Financial theory and common sense tell us that business owners can use debt to increase the value of the equity in their companies. If they can borrow at 7% and earn 10% on the incremental assets, they will increase earnings and cash flow, provided of course that they really can earn more than their borrowing costs and that they do not borrow so much that they cannot safely pay back interest and principal, even if interest rates rise and business activity declines. In the old days, when I was a commercial banker, before calculators and computers, we calculated debt capacity by hand on ledger paper using “worst-case scenarios” in which we assumed higher interest rates and lower sales and earnings to limit how much we would loan. (We also considered personal guarantees, collateral, and the character of the borrower, but that is another story.)
Having said this, however, I would venture that maybe one in ten of my business owner clients thinks about using debt to increase the value of their businesses.

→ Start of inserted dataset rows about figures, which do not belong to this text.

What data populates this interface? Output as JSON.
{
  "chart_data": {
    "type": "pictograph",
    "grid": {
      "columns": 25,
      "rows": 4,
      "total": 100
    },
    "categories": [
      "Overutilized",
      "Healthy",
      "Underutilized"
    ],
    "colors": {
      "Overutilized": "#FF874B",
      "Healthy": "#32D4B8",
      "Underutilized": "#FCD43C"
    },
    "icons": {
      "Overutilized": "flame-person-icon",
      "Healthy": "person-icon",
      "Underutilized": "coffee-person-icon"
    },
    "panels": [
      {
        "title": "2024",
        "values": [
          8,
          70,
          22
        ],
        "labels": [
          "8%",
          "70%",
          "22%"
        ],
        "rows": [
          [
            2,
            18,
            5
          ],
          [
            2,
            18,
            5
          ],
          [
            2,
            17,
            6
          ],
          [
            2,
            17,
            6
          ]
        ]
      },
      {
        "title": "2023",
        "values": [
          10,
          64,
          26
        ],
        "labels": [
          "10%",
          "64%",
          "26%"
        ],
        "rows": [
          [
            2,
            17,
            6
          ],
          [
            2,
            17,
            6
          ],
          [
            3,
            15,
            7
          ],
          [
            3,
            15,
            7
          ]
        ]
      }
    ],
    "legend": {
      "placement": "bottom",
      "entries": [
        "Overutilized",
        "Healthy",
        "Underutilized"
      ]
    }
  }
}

Many of them have a visceral distaste for debt, borne out of experience with the Depression (the 1929 one or the 1981 one which clobbered Northeastern Ohio) and will simply not consider it, regardless of its economic potential. Others borrow only when they need to make capital investments and do not have sufficient funds on hand. Still others borrow seasonally, just to fund changing inventory requirements, and repay their credit lines in full as inventory runs down. Moreover, most of the business owners who do use debt are either in businesses that fundamentally require it (car dealerships are a good example) or are aggressive real estate investors who lever up their properties and distribute the proceeds.
The reason I mention all this is that, when you are valuing a business, one of the most important assumptions in your financial forecast is the level of debt. Think about it: at the margin, with everything else held constant (i.e. cash outflows), every dollar of additional debt drops almost completely to the bottom line (cash flow to equity) net of interest expense after taxes. Today, many good businesses are being forced to reduce debt because their owners are unsure about the future and / or because their banks are pressuring them to do so. For a business that has unused debt capacity (see above), if the owner decides to borrow more, cash flow will increase in the short run (and decrease in the long run as debt is repaid). If they borrow less (repay debt), cash flow will decrease in the short run and increase in the long run. This can have a HUGE impact on cash flow to equity and the ultimate value conclusion. Regardless of whether you are valuing a control or a minority interest, you need to ask about the control owner’s intentions for and attitude about debt and reflect that appropriately.